GLOBALE MÄRKTE AM ABGRUND: IRAN-DEADLINE LÄUFT AUS, WÄHREND ÖL ANZIEHT UND GEOPOLITISCHE RISIKEN ZURÜCKKEHREN
Die globalen Märkte sind ohne klare Richtung in die Woche gestartet – gefangen zwischen nachlassenden Sorgen vor einer weiteren US-Geldverschärfung und erneutem geopolitischem Druck im Nahen Osten.
Das 60-tägige US–Iran- Waffenstillstandsabkommen ist abgelaufen, ohne dass klare Anzeichen für eine Verlängerung erkennbar wären, während die Gespräche zwischen Washington und Teheran weiterhin feststecken. Der Tanker-Verkehr durch die Straße von Hormus bleibt stark eingeschränkt, was die Energiemärkte unter Druck hält.
Auch die Spannungen in Libanon haben sich verstärkt: Wie berichtet, töteten israelische Angriffe 11 Menschen, darunter einen ranghohen Hezbollah-Kommandeur – das schlimmste Ereignis seit dem Junibeendigung der Kampfhandlungen.
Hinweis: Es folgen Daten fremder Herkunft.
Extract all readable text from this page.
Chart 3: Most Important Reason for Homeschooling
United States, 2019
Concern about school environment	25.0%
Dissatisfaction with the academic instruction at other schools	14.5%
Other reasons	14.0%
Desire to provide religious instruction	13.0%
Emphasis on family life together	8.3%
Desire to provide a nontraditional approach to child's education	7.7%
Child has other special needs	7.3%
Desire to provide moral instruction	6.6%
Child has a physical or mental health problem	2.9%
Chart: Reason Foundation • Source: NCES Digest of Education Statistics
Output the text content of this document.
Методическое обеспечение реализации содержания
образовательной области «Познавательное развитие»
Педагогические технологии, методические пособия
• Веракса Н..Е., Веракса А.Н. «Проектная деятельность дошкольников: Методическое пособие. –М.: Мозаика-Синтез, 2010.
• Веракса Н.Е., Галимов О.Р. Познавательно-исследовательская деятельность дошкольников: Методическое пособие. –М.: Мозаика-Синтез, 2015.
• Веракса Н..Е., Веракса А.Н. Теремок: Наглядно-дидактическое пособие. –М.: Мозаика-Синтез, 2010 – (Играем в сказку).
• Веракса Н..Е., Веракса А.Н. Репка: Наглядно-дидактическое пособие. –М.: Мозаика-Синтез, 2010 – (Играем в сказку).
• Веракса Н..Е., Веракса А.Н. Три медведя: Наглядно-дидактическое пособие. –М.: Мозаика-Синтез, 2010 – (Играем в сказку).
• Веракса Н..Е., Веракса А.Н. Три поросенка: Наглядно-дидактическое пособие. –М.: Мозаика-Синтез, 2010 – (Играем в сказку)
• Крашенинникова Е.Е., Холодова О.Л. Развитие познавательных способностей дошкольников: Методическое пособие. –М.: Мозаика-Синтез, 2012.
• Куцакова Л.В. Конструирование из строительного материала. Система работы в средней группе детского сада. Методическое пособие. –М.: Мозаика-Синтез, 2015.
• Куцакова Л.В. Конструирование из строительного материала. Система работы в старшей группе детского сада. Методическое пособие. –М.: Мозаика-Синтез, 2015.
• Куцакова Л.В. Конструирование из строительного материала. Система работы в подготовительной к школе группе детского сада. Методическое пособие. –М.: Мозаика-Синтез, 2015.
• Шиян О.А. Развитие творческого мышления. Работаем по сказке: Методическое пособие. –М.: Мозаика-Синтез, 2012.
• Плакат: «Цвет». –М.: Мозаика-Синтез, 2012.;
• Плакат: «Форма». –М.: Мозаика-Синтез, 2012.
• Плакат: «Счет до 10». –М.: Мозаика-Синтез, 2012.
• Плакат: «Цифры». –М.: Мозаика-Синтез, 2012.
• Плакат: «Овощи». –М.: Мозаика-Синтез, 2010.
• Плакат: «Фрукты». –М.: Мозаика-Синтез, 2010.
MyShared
Die Ölpreise reagierten schnell: Brent und WTI stiegen erneut an und unterstreichen eine erhebliche geopolitische Risikoprämie in Energie und maritimen Transporten.
Die Aktienmärkte hingegen bleiben überraschend robust. Die Wall Street wird weiterhin durch jüngste S&P-500-Höchststände gestützt und durch rückläufige Erwartungen, dass die Federal Reserve eine weitere Zinserhöhung liefern wird.
In Asien deuten die Wirtschaftsdaten zwar auf einen weiteren Momentum-Verlust hin, doch der Nikkei, der Shanghai Composite und der Hang Seng legten allesamt zu – gestützt durch geringere Erwartungen an eine zusätzliche US-Geldverschärfung.
Anleger richten ihre Aufmerksamkeit nun auf die Fed-Protokolle, die Walmart-Ergebnisse und Entwicklungen in den US–Iran-Verhandlungen als die wichtigsten möglichen Auslöser für die Märkte in dieser Woche.
⚠️ Wenn Hormus eingeschränkt bleibt und die Diplomatie feststeckt, könnte Öl erneut zur Variablen werden, die die gesamte globale Markterzählung verändern kann.
Die globalen Märkte sind ohne klare Richtung in die Woche gestartet – gefangen zwischen nachlassenden Sorgen vor einer weiteren US-Geldverschärfung und erneutem geopolitischem Druck im Nahen Osten.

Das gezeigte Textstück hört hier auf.